Monday, September 15, 2014

The Case for a Dose of Benign Neglect

While reading the "It's About Learning" blog from Bo Adams, an educator at Mount Vernon Presbyterian School in Atlanta, I came across this article from the Deseret News in Utah.  Entitled "When Kids Were Breakable," it does far more than, as the title might suggest, look back wistfully to a vanished and idyllic past (a practice for which I generally have extremely limited patience).  Instead, it explores the slow but relentless process we have been engaged in as a society for the past 30 or so years; namely, attempting to "bubble wrap" our children and prevent them from experiencing any danger, frustration, or disappointment as they make their way through childhood.

As an increasing anecdotal and quantitative body of evidence suggests, such an attempt is not merely futile, a vain effort at an utterly unrealistic goal.  It actually has significant pernicious effects on the children on whom it is practiced, stunting emotional and psychological growth and denying young people the powerful learning experiences (positive and negative) that come from being free to make bad decisions outside adult supervision.  The article cites one of the fundamental paradoxes that I believe does so much to fuel the perceived need for (over)protecting our children. "Parents today," the author writes, "operate under the assumption that society is more dangerous than when we were kids, when in fact the opposite is true.

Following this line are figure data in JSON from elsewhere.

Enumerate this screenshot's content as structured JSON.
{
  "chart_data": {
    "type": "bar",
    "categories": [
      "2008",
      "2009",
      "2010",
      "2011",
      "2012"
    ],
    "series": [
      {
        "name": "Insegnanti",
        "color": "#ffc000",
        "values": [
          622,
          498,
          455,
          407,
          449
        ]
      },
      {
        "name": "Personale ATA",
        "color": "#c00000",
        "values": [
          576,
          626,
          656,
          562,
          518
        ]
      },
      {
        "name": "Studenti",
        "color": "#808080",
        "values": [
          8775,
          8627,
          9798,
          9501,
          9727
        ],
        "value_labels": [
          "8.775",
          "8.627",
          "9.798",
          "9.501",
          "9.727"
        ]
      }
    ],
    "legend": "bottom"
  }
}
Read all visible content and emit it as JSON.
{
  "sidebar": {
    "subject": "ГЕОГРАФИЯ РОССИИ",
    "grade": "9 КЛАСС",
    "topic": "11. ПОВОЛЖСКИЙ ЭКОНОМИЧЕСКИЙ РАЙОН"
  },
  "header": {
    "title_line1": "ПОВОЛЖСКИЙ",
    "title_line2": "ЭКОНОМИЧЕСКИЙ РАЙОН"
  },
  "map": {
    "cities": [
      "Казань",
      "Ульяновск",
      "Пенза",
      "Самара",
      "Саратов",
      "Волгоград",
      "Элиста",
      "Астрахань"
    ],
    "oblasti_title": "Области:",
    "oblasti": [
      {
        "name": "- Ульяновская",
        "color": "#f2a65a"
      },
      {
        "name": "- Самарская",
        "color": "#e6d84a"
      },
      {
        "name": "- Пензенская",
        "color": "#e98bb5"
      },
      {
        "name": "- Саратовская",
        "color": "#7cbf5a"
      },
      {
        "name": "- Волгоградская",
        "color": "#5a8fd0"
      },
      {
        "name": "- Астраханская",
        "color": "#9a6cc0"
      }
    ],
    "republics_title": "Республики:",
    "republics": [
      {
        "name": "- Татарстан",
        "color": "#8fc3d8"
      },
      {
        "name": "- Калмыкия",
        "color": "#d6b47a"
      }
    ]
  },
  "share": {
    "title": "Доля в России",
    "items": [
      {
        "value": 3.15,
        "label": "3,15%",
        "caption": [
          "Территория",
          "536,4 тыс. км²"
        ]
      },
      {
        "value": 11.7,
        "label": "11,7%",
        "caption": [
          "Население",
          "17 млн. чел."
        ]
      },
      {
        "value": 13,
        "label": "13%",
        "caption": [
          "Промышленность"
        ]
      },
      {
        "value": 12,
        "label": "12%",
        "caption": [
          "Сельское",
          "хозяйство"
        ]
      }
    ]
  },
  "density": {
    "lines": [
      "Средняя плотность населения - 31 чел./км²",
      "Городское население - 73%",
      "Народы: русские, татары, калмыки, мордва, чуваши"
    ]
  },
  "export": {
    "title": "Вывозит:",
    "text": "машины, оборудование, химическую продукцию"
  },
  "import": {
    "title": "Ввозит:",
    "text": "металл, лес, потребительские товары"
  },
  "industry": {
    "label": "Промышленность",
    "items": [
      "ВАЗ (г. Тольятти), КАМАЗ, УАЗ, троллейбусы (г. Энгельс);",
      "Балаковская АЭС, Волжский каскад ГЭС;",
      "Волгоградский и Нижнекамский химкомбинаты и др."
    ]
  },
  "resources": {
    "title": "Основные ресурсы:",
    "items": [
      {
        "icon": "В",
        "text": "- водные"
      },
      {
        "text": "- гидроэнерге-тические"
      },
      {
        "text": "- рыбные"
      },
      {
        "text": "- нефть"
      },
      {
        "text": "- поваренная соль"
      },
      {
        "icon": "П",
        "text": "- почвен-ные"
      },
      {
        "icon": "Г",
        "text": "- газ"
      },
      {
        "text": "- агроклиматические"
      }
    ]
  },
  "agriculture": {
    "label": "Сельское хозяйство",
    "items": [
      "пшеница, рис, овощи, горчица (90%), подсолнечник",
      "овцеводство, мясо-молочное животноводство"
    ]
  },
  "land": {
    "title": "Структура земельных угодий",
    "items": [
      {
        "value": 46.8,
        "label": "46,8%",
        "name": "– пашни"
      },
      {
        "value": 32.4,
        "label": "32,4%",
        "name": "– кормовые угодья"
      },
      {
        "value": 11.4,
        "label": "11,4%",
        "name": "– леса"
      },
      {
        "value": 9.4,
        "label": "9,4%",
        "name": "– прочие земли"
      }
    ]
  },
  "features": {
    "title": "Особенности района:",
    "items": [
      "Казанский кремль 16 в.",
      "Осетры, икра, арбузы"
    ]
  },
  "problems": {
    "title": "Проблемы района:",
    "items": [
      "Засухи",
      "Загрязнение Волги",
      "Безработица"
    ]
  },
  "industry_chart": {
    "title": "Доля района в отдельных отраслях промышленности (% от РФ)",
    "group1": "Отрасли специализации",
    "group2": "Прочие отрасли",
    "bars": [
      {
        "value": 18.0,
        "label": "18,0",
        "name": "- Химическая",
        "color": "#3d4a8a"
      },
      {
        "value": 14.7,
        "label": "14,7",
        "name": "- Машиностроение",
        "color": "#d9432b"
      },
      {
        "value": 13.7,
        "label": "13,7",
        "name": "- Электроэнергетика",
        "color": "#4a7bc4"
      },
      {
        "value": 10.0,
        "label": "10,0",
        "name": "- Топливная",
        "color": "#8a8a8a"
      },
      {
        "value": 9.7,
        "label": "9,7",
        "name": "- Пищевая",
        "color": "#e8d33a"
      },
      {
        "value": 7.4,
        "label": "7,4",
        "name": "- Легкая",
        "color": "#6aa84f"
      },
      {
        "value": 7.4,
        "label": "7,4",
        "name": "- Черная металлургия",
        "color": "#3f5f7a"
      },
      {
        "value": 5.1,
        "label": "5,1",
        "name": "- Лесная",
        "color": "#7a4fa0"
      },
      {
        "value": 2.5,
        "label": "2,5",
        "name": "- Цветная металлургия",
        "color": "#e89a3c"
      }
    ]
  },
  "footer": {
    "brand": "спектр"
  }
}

Crime rates in the United States are at an all-time low." This incontrovertible fact is constantly undermined by the ubiquitous coverage of the most gruesome and salacious events in the relentless media news cycle. But the statistics speak for themselves and demonstrate a huge drop-off in all categories of major crimes nationwide.

I have come to believe that a healthy dose of benign neglect would do our children a world of good.  Bad things can and will happen to children, and a reasonable amount of caution is, of course, essential.  But we're beginning to understand that there is a real and lasting cost to harboring the illusion that we can and should shield our children from every possible danger.  And a willingness to expand our tolerance for risk and freedom seems a logical reaction against the irrational trend towards over-protection that has been so prominent among our generation of parents.